Expanding Unidas por La Vida to Understand the Impact of Family Context: Examining the Unique Role of Fathers
Mienah Z. Sharif, PhD; UCI Department of Medicine
Jessica Solares, MPH; AltaMed Health Services
This proposal seeks to expand our understanding of the familial context on child obesity risk by examining the role of fathers on Mexican-American children’s obesity risk vis-à-vis the fathers’ dietary knowledge, attitudes, habits as well as their relationship with the overall home food environment and child’s dietary practices.

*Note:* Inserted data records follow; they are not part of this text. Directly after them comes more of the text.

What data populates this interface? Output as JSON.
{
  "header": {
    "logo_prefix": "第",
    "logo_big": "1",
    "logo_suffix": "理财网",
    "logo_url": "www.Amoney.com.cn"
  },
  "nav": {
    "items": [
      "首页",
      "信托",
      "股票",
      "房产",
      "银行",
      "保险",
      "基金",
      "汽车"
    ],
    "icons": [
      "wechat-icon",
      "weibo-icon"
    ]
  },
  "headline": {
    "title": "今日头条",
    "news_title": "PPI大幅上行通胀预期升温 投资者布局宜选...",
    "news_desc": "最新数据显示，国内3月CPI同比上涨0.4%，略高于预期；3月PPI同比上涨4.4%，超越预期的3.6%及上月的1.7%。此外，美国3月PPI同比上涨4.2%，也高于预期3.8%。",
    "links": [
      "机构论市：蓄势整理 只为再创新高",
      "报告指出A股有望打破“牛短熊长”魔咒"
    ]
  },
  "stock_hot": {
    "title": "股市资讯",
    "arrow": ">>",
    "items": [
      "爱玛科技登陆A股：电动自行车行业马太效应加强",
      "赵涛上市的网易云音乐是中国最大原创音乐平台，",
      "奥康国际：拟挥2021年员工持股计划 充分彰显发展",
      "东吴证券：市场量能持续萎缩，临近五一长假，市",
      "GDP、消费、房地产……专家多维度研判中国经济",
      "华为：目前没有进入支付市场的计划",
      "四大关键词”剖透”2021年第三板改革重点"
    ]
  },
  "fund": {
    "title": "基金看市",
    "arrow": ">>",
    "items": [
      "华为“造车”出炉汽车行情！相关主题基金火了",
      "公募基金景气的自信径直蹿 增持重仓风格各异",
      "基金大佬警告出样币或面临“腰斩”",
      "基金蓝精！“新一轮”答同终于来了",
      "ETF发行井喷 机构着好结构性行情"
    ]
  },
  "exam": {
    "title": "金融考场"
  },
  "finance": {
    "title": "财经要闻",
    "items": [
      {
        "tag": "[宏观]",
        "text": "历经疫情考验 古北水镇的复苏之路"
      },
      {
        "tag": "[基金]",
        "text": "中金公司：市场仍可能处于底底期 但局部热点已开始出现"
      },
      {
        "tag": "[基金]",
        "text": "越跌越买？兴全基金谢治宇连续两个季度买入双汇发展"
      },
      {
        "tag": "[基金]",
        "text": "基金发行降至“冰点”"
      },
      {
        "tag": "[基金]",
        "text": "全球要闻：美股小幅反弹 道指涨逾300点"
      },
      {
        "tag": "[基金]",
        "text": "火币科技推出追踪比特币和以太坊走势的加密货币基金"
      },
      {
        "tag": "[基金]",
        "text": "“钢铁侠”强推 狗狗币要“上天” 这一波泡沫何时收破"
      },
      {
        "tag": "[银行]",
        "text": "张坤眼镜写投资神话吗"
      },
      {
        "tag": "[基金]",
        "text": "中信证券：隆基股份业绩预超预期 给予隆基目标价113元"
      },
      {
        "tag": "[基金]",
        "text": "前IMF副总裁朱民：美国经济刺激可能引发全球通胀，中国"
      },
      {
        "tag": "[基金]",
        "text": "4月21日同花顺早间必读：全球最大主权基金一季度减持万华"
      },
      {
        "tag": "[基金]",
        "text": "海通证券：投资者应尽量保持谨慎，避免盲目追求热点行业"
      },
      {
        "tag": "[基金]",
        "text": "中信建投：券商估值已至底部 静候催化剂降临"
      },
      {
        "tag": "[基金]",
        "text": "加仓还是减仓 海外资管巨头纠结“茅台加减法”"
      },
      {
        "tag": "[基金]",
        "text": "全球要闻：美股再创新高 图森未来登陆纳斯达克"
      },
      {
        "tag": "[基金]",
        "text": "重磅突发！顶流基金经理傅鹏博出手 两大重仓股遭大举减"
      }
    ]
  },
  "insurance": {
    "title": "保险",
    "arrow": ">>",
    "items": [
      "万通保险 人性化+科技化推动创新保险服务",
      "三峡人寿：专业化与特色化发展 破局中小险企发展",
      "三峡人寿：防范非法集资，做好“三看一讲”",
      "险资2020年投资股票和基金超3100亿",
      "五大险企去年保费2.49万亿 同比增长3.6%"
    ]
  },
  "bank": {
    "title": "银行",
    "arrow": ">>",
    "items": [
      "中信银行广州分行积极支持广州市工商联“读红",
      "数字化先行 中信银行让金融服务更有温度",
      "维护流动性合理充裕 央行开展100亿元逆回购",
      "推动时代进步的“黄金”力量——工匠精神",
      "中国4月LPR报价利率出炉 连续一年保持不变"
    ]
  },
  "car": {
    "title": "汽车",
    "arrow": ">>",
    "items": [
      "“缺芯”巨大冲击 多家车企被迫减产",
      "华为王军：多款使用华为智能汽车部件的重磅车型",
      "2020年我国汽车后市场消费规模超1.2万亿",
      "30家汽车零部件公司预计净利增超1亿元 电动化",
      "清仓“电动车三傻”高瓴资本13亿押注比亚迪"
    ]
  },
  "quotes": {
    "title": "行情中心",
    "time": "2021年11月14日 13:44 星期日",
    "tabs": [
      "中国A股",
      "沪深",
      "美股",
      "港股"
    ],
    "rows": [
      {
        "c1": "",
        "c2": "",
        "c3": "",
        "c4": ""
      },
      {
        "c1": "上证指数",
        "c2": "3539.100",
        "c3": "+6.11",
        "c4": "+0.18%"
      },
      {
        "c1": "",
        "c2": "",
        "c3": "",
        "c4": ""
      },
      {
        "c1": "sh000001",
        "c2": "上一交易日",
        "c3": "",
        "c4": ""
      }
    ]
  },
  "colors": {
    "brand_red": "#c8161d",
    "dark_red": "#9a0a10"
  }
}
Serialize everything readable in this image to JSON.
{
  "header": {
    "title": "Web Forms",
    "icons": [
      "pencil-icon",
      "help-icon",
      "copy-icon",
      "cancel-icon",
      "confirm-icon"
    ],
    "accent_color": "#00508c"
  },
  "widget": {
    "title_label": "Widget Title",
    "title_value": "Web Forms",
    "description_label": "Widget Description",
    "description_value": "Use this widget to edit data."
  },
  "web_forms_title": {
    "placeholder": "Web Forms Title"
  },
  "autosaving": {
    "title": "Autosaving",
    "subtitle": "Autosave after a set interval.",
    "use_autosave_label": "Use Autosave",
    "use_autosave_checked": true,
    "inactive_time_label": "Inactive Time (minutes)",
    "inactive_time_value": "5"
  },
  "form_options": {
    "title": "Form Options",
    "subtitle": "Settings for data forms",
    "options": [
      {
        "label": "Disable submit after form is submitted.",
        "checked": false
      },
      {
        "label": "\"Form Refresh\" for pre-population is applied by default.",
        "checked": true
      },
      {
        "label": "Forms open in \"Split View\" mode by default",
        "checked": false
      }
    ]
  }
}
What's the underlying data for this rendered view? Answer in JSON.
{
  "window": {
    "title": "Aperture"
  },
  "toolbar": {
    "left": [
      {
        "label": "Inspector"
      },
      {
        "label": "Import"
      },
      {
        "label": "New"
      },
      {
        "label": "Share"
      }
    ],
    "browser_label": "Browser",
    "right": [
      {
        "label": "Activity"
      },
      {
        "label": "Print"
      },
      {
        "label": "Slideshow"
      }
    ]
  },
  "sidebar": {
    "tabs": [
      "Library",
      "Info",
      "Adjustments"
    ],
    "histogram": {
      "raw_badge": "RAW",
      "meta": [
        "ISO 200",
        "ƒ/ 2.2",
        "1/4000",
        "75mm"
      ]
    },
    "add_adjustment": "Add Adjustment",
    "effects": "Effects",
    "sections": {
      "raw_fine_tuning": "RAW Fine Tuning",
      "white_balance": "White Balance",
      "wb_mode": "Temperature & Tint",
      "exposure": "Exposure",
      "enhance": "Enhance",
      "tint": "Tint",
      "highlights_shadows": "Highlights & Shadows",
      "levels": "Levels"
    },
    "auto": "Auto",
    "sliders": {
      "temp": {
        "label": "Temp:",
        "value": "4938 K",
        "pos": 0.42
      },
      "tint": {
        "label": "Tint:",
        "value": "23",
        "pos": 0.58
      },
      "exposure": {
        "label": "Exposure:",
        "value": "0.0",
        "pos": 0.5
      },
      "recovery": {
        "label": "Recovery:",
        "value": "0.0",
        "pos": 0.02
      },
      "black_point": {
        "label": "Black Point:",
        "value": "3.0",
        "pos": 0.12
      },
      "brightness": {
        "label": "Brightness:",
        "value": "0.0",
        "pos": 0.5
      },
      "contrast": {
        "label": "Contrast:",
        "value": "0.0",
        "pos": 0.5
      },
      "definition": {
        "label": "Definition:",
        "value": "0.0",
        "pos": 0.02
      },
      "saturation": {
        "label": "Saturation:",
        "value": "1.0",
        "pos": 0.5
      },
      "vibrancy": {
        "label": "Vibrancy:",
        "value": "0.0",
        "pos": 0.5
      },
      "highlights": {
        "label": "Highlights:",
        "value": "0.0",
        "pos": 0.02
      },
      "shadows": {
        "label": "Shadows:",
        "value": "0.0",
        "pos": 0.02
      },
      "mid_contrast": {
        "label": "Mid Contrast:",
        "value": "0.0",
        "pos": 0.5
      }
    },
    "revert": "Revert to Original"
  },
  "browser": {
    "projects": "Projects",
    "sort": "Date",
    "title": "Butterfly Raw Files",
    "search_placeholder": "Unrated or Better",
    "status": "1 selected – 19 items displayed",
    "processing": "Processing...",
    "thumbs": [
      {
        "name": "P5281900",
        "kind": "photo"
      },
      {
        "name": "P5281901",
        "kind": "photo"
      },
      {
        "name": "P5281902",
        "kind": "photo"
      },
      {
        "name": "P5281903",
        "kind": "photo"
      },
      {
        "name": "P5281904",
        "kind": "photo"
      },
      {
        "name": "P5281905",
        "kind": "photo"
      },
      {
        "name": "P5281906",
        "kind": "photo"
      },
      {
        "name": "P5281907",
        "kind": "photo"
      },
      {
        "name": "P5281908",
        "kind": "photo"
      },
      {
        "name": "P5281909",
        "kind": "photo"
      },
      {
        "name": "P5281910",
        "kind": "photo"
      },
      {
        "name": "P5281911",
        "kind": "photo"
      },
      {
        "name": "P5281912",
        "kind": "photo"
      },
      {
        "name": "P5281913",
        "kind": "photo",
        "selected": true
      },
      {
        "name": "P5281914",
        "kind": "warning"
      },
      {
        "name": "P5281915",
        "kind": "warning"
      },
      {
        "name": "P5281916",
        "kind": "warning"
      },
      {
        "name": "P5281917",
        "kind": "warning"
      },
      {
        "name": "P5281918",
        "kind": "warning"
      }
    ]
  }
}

This proposal aims to identify innovative strategies for addressing childhood obesity risk among Mexican-American families. As described above, Mexican-American children have the highest obesity risk in comparison to their peers in other racial/ethnic groups. Being obese as a child increases one’s likelihood of being obese across the lifecourse and increases the risk of developing a myriad of chronic conditions including type 2 diabetes, hypertension and certain cancers. Thus, preventing obesity earlier on in the lifecourse would address several goals of AltaMed, including the elimination of health disparities. This proposal, however, takes a family systems approach so that it involves multiple members of the family, specifically the direct involvement of the father. Thus, the entire family can benefit from this approach. This is in alignment with AltaMed’s mission of improving the health and wellbeing within the families and communities they work with, not just of individual patients. In addition, this project can help build capacity among the AltaMed staff as we will provide training on data collection including conducting interviews and in-home observations as well as collecting anthropometric data. We will also provide training, pending interest expressed by AltaMed staff, on the analyses of the data. We will invite our community partners to collaborate on the dissemination and presentation of the findings including the preparation of peer-reviewed manuscripts, posters at scientific conferences and at community forums.